Rectus Abdominis Flap

The rectus abdominis muscle arises from the pubic crest and symphysis pubis and inserts into the fifth, sixth, and seventh ribs. The muscle has a dual blood supply from the superior and inferior epigastric arteries; the latter is most commonly used for free tissue transfer. The motor innervation to the muscle is from multiple segmental intercostal nerves. The flap can be harvested with or without a skin paddle, depending on the nature of the defect. After making the proper skin incisions, the superior border of the muscle is transected, and the flap is elevated off of the posterior rectus sheath with one of its motor nerves from cephalad to caudad direction. The vascular pedicle is readily identified on the posterior surface of the muscle and dissected down to its origin at the external iliac vessels.
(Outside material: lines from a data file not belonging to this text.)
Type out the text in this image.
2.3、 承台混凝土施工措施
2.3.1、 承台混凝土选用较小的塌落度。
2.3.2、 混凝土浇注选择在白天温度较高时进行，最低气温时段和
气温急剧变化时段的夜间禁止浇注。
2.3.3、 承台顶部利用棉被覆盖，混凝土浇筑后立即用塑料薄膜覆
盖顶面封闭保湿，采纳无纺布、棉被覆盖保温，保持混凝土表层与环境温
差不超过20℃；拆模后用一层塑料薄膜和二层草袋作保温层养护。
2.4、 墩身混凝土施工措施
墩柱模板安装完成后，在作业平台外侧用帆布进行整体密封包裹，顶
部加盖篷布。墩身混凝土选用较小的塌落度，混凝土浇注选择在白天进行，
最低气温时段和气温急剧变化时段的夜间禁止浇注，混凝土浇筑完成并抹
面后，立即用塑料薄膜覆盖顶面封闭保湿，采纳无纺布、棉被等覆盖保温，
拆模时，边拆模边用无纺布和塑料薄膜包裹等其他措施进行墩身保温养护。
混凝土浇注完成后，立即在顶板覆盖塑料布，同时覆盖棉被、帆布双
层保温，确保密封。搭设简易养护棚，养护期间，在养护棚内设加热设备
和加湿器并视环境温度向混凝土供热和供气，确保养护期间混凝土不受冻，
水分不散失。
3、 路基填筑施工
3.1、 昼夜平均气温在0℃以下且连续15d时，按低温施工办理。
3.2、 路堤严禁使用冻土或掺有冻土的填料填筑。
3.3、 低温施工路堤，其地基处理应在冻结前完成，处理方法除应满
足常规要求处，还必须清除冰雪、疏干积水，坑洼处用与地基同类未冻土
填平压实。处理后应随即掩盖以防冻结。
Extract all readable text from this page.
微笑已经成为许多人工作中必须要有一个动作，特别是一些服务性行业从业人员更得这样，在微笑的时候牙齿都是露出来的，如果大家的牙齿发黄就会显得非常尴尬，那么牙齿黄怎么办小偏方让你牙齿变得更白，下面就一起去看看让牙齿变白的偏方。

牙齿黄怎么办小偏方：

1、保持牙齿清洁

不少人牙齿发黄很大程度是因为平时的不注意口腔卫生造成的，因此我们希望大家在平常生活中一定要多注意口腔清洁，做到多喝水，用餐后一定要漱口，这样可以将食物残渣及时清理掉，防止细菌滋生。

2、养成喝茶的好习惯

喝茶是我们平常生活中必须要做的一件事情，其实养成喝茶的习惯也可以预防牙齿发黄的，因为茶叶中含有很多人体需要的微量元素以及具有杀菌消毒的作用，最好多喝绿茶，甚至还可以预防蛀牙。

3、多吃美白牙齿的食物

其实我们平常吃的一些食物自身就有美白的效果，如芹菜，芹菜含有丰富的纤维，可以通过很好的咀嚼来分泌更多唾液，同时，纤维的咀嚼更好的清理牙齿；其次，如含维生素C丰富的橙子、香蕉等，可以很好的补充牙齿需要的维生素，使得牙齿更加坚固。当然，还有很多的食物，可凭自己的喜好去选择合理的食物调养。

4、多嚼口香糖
After isolating the pedicle, the muscle is then transected inferiorly off of the symphysis pubis. The vascular pedicle is then transected and the flap is transferred to the face. The muscle insetting and neurovascular anastomosis are performed as described for the gracilis flap. The transverse tendinous inscriptions of the rectus muscle help hold the sutures that are placed through the muscle for anchoring. When reconstructing large skin and soft tissue defects over the parotid region, an ipsilateral rectus myocutaneous flap with the skin paddle placed in an oblique orientation is ideal. This flap design allows the rectus muscle to be suspended between the zygomatic arch and the lip for facial reanimation, and the bulky obliquely oriented skin paddle then provides both skin coverage and soft tissue augmentation over the parotid region.